I think the key here is what choice is provided when doing the steering... when we're in the UK I steer him to sales of pretty conservative shops, and the rest of the year overseas I say "oh I'm just looking online at the Boden sale, can I get you anything?", and that way we don't end up with any of the 1990s yellow waistcoat/ purple geek shirt with orange ducks/ green joke tie with numbers kind of hideousities, at which he now looks and wonders how he used to wear them... and that probably lost him a few potential girlfriends in about 1995...

It kind of works in reverse... he's beginning to realise my expensive taste in socks and camping gear is because the cheap stuff gets holes/leaks/breaks, and now asks for instruction in what to buy when we go to the favourite camping shop... Grin

Anna1976 · 16/01/2013 08:46

*i should add that my partner is not only clad in sodding Austin Reed and Boden... they were examples of how to kindly give very conservative choices to someone accustomed to dressing like a 12 year old at the school disco circa 1988 (which is think is the first time he got to choose his own clothes, and he had apparently been just following on "buying what worked" ever since)...

Jux · 16/01/2013 08:56

Wouldn't you rather you got her a gift she used a lot, for a long time, though? You'd notice and be upset if she said "oh how lovely, thank you", used it once and then shoved it in a cupboard never to be seen again.

That's what you do to her. You lie and then 'lose' her presents to you. I'm sure she'd rather you were honest and changed them.

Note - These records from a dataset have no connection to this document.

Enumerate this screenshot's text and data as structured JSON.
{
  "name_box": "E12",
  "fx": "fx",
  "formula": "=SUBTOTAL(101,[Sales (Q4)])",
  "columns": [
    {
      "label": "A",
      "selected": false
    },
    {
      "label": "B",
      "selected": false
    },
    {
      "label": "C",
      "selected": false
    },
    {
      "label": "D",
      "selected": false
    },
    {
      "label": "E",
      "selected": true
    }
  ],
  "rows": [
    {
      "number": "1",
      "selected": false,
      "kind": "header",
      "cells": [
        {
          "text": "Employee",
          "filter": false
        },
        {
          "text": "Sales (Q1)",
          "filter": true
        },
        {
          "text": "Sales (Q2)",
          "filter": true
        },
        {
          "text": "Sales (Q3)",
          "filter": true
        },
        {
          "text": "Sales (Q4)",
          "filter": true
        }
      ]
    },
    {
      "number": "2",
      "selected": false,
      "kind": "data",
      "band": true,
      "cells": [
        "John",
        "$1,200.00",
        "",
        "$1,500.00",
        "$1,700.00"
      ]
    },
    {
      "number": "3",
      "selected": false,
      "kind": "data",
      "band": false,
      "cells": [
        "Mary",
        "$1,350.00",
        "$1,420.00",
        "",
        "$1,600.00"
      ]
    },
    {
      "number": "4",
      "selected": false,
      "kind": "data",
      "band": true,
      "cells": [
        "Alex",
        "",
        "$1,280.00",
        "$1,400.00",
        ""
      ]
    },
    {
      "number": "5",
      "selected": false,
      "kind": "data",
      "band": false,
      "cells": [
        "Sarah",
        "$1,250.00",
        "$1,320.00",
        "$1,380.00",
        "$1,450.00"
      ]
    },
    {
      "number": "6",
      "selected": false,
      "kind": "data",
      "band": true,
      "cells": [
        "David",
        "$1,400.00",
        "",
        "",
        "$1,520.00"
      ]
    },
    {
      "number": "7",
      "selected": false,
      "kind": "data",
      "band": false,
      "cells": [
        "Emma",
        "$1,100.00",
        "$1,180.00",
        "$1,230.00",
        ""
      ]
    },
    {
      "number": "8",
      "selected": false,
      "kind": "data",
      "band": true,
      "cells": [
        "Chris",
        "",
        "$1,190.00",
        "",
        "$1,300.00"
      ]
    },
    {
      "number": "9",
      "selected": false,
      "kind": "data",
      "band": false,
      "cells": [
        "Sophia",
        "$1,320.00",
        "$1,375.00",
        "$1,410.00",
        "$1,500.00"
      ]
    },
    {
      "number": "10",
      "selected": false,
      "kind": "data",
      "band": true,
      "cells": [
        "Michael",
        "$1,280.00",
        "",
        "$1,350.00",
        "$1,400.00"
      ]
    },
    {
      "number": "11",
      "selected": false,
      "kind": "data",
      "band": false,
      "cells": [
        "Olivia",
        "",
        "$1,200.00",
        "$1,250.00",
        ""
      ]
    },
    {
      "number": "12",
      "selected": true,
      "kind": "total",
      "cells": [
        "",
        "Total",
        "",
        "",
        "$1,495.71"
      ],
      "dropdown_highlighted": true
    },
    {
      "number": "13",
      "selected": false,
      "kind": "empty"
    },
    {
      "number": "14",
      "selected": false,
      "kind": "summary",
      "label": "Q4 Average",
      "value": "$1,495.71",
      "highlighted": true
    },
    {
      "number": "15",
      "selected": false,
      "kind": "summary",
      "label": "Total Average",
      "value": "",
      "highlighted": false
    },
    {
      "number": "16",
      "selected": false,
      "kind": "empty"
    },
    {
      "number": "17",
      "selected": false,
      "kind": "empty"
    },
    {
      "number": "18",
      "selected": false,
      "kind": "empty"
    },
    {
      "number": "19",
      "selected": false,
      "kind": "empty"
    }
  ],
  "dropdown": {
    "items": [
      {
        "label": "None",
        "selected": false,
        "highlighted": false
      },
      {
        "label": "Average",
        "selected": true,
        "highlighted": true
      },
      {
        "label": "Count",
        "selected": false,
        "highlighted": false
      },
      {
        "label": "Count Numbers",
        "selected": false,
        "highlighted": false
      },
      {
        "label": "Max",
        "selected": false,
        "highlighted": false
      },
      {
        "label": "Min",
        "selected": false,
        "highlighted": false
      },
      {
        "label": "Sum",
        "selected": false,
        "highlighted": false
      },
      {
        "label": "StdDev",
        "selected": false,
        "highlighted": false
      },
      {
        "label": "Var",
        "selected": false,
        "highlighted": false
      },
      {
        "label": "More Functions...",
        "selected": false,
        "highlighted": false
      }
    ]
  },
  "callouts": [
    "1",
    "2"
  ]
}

DopamineHit · 16/01/2013 09:35

Interesting responses. Thanks.
dequoisagitil / Anna1976: Rest of the relationship? Not brilliant not catastrophic. Been together a long time (teenage kids) and it's pretty stale. I'd say both of us are making an effort though.
Jux: I'm not lying to her - I'm appreciating the effort she has made. But I do take your point.
Anna9176: Is she normally insensitive? She can be, but then can't anyone (I wouldn't claim a perfect record in this department). It's more pronounced if she's feeling vulnerable about something. Then it can feel like I'm treading on eggshells while she's letting loose with both barrels.

Maybe it boils down to our attitudes towards "stuff" in general. She really likes nice things (not necessarily expensive things). On the other hand I think that we're all a bit too obsessed with having "stuff" and this can lead to us losing focus on things that really matter.